Nicolas Cage – Terence McDonagh,
Eva Mendes – Frankie Donnenfeld
Release date: May 2010 (on general release now).
Whilst critically injured in the line of duty, semi crippled police detective Terence McDonagh (Cage) reverts to drug pilfering from crime scenes to substitute his reliance on pain killers. As McDonagh investigates the drug related killing of a black family in downtime New Orleans, the fine line between the moral crusading officer and his extra curriculum activities blur, spiralling downwards into a web of crime, gambling and prostitution rackets.
Bad Lieutenant: Port of Call – New Orleans is played out as both a very black comedy and a moral play. The role of a police detective gradually losing the plot as the distinction between what is morally right and wrong allows Cage to provide an unhinged performance which is quite simply his best in years and recalls some of his earlier off kilter roles.

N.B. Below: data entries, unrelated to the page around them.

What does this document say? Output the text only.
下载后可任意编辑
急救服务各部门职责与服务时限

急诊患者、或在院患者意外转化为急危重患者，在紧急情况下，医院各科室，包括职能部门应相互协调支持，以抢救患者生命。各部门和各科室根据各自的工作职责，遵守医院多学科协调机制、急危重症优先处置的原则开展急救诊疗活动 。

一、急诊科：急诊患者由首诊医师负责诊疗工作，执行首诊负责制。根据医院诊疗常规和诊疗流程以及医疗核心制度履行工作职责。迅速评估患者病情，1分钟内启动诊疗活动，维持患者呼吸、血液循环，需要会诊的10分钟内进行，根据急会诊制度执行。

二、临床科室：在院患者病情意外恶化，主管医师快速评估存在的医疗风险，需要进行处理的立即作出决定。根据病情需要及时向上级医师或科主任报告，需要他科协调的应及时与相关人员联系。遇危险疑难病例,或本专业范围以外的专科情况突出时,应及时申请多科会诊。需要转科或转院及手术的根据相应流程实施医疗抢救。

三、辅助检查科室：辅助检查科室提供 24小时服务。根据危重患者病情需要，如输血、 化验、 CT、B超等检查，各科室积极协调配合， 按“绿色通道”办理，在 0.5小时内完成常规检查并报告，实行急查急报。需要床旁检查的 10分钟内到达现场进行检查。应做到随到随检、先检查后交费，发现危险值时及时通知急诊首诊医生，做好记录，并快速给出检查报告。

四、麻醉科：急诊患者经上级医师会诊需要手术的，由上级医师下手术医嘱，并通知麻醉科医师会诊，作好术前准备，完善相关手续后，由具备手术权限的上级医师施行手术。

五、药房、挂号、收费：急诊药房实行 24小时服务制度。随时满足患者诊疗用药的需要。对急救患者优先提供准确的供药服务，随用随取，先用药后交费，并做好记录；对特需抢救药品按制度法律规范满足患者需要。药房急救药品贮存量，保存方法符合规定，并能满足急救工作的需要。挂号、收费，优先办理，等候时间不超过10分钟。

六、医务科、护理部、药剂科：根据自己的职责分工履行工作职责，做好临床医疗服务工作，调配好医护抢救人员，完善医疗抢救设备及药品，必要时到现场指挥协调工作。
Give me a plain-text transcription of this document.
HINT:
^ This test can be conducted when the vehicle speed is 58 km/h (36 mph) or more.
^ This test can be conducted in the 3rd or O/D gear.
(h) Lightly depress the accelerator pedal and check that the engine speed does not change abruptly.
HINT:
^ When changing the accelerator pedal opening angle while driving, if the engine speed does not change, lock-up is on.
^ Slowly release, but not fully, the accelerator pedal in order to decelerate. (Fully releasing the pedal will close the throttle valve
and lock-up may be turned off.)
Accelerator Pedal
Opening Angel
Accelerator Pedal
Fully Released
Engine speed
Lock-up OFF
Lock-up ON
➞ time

The semi crippled character, complete with back pain, worsening hunch and basin style haircut could almost be a Richard III portrayal and the blurring of the lines and decent into deviant behaviour would not be out of place in a JG Ballard novel.
Eva Mendes provides solid support as the prostitute who is also the girlfriend of McDonagh, and their reliance on coke, other narcotics and the means to fund them provide an interesting insight to both characters, whilst being slightly reminiscent of Cage’s earlier work in Leaving Las Vegas (2000).
The stake out scene where McDonagh witnesses non existent iguanas singing along to Engelbert Humperdinck’s Please Release Me is surreal, funny, frightening and a stand out scene. It manages to emphasize the character’s deterioration and his struggle to maintain some kind of balance.
Herzog – paints a bleak picture of a city in repair and poverty after the damage caused by Hurricane Katrina. Albeit most of the film takes place in downtown police stations and deprived areas with swamp land encroaching on bleak concrete sky lines. The atmosphere serves well to question why criminal behaviour happens and also provides a backdrop to McDonagh’s darkening dilemmas.
Drug dealers, bookies and other misfits are all thrown into the mix as McDonagh’s dealings spiral out of control, the film develops into the caper driven plot successfully deployed over recent years by the Coen brothers. Indeed the semi redemption of the character towards the end of the film (complete with ironic twist) should not work in the real world or serious cinema, but it is so out of hand as to be something miraculous.
A very dark comedy which is a mind bender of a film, Bad Lieutenant is Cage’s best screen performance in years and is also an assured but provocative piece of film making from the ever good Herzog.